Não podiam haver palavras melhores, mais tranquilizadoras, de que apesar de tudo o caminho é o certo. E este caminho que me levou novamente para dentro, mais profundamente, está a ensinar-me tantas coisas novas, está a ensinar-me a quantidade de sentimentos que tenho dentro, e a respeitá-los, a aceitá-los, dando uma sensação de amor e liberdade fantástica.
Sentir realmente que entrei noutro patamar, não que seja mais alto, mas porque comecei a sentir coisas que nunca tinha sentido antes, a permitir emoções de uma forma que nunca tinha sentido antes, e com um objectivo de aprender e viver o polo oposto do que vivi até agora.
Independentemente do conjunto de sensações que tenho, que não percebo, de intuições que não sei se realmente são verdadeiras, quero viver o que senti que era o proposto agora, nutrir a minha energia. E sem nenhum esforço isso começou a acontecer, de forma tão natural e tão saborosa, apenas por permitir que os sentimentos vão e venham, sem me apegar a eles, sem me transformar neles.
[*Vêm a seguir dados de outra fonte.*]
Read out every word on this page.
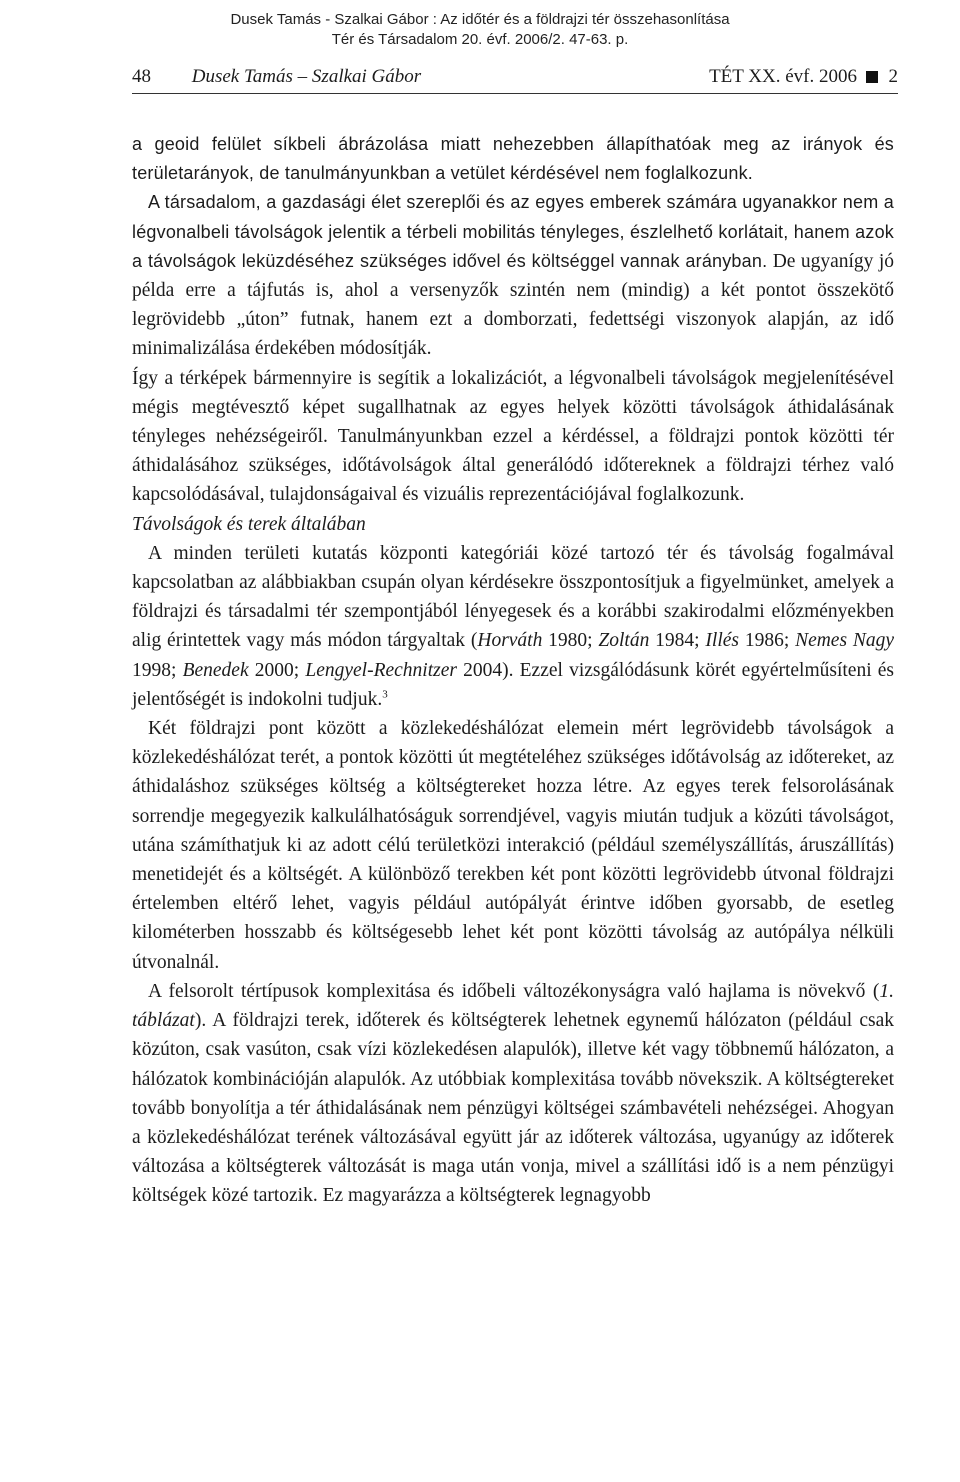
Dusek Tamás - Szalkai Gábor : Az időtér és a földrajzi tér összehasonlítása
Tér és Társadalom 20. évf. 2006/2. 47-63. p.
48 Dusek Tamás – Szalkai Gábor	TÉT XX. évf. 2006 2

a geoid felület síkbeli ábrázolása miatt nehezebben állapíthatóak meg az irányok és területarányok, de tanulmányunkban a vetület kérdésével nem foglalkozunk.

A társadalom, a gazdasági élet szereplői és az egyes emberek számára ugyanakkor nem a légvonalbeli távolságok jelentik a térbeli mobilitás tényleges, észlelhető korlátait, hanem azok a távolságok leküzdéséhez szükséges idővel és költséggel vannak arányban. De ugyanígy jó példa erre a tájfutás is, ahol a versenyzők szintén nem (mindig) a két pontot összekötő legrövidebb „úton” futnak, hanem ezt a domborzati, fedettségi viszonyok alapján, az idő minimalizálása érdekében módosítják.

Így a térképek bármennyire is segítik a lokalizációt, a légvonalbeli távolságok megjelenítésével mégis megtévesztő képet sugallhatnak az egyes helyek közötti távolságok áthidalásának tényleges nehézségeiről. Tanulmányunkban ezzel a kérdéssel, a földrajzi pontok közötti tér áthidalásához szükséges, időtávolságok által generálódó időtereknek a földrajzi térhez való kapcsolódásával, tulajdonságaival és vizuális reprezentációjával foglalkozunk.

Távolságok és terek általában

A minden területi kutatás központi kategóriái közé tartozó tér és távolság fogalmával kapcsolatban az alábbiakban csupán olyan kérdésekre összpontosítjuk a figyelmünket, amelyek a földrajzi és társadalmi tér szempontjából lényegesek és a korábbi szakirodalmi előzményekben alig érintettek vagy más módon tárgyaltak (Horváth 1980; Zoltán 1984; Illés 1986; Nemes Nagy 1998; Benedek 2000; Lengyel-Rechnitzer 2004). Ezzel vizsgálódásunk körét egyértelműsíteni és jelentőségét is indokolni tudjuk.$^3$

Két földrajzi pont között a közlekedéshálózat elemein mért legrövidebb távolságok a közlekedéshálózat terét, a pontok közötti út megtételéhez szükséges időtávolság az időtereket, az áthidaláshoz szükséges költség a költségtereket hozza létre. Az egyes terek felsorolásának sorrendje megegyezik kalkulálhatóságuk sorrendjével, vagyis miután tudjuk a közúti távolságot, utána számíthatjuk ki az adott célú területközi interakció (például személyszállítás, áruszállítás) menetidejét és a költségét. A különböző terekben két pont közötti legrövidebb útvonal földrajzi értelemben eltérő lehet, vagyis például autópályát érintve időben gyorsabb, de esetleg kilométerben hosszabb és költségesebb lehet két pont közötti távolság az autópálya nélküli útvonalnál.

A felsorolt tértípusok komplexitása és időbeli változékonyságra való hajlama is növekvő (1. táblázat). A földrajzi terek, időterek és költségterek lehetnek egynemű hálózaton (például csak közúton, csak vasúton, csak vízi közlekedésen alapulók), illetve két vagy többnemű hálózaton, a hálózatok kombinációján alapulók. Az utóbbiak komplexitása tovább növekszik. A költségtereket tovább bonyolítja a tér áthidalásának nem pénzügyi költségei számbavételi nehézségei. Ahogyan a közlekedéshálózat terének változásával együtt jár az időterek változása, ugyanúgy az időterek változása a költségterek változását is maga után vonja, mivel a szállítási idő is a nem pénzügyi költségek közé tartozik. Ez magyarázza a költségterek legnagyobb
Contigo fiz um acordo, que vou respeitar e aceitar, e confiar nas intuições, mas vou distanciar-me delas, entregando-te tudo o que consigo, focando-me apenas neste nutrir, que sendo a minha proposta me vai levar exactamente onde tenho de ir.
Confio. Entrego. Mais que até agora, provavelmente ainda não é totalmente, mas é mais do que até agora consegui fazer. Quero ficar a zeros, sentir-te, ouvir-te, e seguir o caminho que indicas que devo fazer.

"E daqui a um tempo, quando aprenderes a respeitar essa tua dimensão interior, quando aprenderes a voltar vais poder começar a ir.
Para já, fica. Fica em ti. Escolhe-te a ti em detrimento de tudo o resto.